How about the new, improved "standardized" DUI tests? Research funded by the National Highway Traffic Administration determined that the three most effective field sobriety tests were walk-and-turn, one-leg stand, and horizontal gaze nystagmus. Yet, even using these supposedly more accurate -- and objectively scored -- tests, the researchers unearthed that 47% of the subjects who would have now been arrested based on test performance actually had blood-alcohol concentrations of less than the legal limit. Quite simply, nearly half of all persons "failing" the tests are not legally under the influence of alcohol!

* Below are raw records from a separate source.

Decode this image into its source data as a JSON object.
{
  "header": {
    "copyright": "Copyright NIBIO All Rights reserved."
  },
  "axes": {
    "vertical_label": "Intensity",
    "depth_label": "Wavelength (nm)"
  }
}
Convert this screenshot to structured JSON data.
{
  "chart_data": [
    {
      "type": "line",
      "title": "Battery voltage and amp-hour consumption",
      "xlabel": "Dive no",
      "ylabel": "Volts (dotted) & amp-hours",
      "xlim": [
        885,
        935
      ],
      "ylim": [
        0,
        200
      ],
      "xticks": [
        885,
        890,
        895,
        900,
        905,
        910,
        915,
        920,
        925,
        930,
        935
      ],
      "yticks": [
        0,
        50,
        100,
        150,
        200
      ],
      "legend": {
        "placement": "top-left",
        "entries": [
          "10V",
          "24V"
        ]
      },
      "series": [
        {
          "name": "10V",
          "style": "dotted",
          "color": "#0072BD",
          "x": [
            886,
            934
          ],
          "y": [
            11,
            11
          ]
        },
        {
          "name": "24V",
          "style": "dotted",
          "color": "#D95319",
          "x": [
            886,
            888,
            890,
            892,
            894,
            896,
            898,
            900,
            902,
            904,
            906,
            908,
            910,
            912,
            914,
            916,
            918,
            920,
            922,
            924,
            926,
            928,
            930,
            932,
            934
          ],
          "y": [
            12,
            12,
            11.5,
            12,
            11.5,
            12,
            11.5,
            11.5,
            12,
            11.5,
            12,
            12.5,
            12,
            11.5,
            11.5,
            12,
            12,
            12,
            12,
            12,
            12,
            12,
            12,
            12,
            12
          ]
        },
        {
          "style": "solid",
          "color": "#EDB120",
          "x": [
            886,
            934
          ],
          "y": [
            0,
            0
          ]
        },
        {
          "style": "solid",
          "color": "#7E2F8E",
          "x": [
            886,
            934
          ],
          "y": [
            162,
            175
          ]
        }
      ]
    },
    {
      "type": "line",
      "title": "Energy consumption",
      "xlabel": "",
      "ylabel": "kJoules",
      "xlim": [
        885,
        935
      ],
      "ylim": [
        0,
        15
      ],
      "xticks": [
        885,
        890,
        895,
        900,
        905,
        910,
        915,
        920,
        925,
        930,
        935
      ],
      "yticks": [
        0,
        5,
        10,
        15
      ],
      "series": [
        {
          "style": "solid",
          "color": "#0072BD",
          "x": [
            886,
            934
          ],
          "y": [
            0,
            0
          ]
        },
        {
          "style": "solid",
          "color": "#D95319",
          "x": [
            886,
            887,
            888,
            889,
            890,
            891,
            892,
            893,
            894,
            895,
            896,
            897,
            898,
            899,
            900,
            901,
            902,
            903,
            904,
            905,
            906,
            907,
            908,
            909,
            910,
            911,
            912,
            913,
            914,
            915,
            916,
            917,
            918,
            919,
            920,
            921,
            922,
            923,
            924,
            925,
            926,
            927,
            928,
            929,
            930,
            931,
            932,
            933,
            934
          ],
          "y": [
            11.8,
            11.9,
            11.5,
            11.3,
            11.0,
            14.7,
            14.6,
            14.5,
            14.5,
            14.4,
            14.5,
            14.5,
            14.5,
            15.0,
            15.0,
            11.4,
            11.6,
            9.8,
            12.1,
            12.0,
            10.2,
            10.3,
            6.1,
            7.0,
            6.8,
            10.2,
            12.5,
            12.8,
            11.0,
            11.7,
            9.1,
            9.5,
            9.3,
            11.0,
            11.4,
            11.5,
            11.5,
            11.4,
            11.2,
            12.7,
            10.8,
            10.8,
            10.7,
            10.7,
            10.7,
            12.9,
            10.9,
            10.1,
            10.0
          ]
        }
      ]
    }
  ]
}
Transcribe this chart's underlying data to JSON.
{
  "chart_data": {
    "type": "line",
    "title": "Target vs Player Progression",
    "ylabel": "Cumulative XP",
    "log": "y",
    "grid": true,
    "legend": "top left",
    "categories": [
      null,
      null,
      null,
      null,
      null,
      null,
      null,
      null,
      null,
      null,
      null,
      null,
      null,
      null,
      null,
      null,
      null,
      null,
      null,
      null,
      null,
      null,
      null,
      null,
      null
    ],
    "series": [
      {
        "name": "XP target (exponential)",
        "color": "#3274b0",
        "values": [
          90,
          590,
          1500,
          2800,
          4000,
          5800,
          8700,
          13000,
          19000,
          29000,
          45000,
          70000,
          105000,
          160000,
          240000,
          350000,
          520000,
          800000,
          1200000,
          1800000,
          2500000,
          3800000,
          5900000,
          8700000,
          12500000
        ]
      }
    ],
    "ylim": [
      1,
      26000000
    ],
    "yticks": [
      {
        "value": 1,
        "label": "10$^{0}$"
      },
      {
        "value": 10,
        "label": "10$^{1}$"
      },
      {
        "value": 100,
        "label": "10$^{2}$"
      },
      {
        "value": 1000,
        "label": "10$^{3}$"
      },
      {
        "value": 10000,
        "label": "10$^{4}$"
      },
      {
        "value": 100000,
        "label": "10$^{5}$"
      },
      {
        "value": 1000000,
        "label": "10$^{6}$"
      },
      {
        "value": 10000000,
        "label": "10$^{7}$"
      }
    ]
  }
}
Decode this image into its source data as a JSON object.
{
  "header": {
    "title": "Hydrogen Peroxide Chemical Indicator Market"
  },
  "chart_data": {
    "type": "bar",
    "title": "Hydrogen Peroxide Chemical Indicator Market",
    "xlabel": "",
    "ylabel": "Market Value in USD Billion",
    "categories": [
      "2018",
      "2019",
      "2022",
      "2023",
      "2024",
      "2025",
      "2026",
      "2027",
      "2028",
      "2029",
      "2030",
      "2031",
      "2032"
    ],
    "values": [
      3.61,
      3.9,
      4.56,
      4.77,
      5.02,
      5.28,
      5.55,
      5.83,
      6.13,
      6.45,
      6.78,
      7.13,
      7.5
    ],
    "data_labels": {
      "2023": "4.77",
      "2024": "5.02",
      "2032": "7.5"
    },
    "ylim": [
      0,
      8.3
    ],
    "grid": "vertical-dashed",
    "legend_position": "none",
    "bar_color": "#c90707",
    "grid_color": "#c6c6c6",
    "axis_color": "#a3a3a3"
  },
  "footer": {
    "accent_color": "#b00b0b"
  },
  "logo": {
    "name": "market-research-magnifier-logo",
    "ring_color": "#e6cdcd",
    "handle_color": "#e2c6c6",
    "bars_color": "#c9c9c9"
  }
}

Based on the Orange County DUI Attorneylawyers in Mr. Taylor's Southern California lawyer, the fact that these tests are largely unfamiliar to many people, and they get under acutely desperate situations, make them harder for people to execute. As few as two miscues in performance can lead to an individual being classified as "impaired" as a result of alcohol consumption once the problem might actually function as results of unfamiliarity with the test.